I do not know how Scheme implementations handle this, but I guess some of them will also allow to implement a leak this way.

So what’s the leak? Well, the closure that gets returned by ‘foo’ still has the list in its environment that was passed to ‘foo’, even if we don’t need thata binding anymore. So at least the list will get reclaimed as soon as the closure gets reclaimed (given the list isn’t used anywhere else).

Since this just makes an existing object (the closure) “larger” as in “contains” the list, but we get rid of the list when the closures gets collected, this kind of leak in itself isn’t the worst, as the memory will eventually be reclaimed. It’s more problematic when we leak more and more memory over time so that our program requires continously more and more space when we would actually be expecting it to be of constant size. Is this possible in a garbage collected language as well?

Well, yes, of course, if the lists passed to our ‘foo’ subroutine contain closures returned by ‘foo’. (And also if we do something dumb like consing alist elements in front of a list instead of mutating existing items if they exist already.)

When reading about this topic on the web, you’ll find that there are more and better techniques for leaking memory in object-oriented languages like Java, but I haven’t used OOP for years now, so I can’t comment on that. (It’s not that I have anything against OOP, I’m just more interested in things which are less mainstream; that’s true for many areas, not only with respect to programming languages.)

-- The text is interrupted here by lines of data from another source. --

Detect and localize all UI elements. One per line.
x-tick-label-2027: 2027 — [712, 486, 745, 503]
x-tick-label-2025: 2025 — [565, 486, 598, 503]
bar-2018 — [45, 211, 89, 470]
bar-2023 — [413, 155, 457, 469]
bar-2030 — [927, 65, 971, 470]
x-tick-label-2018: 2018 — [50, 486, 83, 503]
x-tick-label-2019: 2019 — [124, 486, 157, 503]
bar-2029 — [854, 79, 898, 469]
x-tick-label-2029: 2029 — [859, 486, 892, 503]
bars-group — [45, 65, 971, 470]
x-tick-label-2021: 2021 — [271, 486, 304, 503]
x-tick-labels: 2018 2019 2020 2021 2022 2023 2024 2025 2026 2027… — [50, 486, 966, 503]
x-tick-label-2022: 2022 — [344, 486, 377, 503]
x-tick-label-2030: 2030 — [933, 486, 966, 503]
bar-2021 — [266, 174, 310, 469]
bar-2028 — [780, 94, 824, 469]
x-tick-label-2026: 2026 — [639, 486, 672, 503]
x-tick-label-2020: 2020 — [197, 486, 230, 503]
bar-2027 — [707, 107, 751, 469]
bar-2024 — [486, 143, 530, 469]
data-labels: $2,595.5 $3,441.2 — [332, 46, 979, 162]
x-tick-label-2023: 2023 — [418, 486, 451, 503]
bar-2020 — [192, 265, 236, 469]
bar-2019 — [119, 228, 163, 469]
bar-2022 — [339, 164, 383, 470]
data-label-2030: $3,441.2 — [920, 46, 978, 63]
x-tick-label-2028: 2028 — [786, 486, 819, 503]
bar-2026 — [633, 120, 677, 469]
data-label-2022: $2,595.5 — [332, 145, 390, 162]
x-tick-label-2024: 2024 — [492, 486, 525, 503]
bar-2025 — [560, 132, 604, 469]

But how do we fix the memory leak?

This can be fixed in two ways: The first one is to set the variable referring to the list to nil (We use ^ to update variables while : introduces them):

foo: | L
(N: len L;
 L^ nil;
 (N))

This corresponds to the following Scheme code:

(define (foo lst)
  (let ((n (length lst)))
    (set! lst '())
    (lambda ()
      n)))

That’s how you fix memory leaks in garbage collected languages usually. But we can do better in this case by taking advantage of the tacit nature of Conseptizer:

foo:
(N: len; (N))

This is another reason why tacit programming is a good idea: By avoiding local variables, it avoids bindings in closures that might cause memory leaks!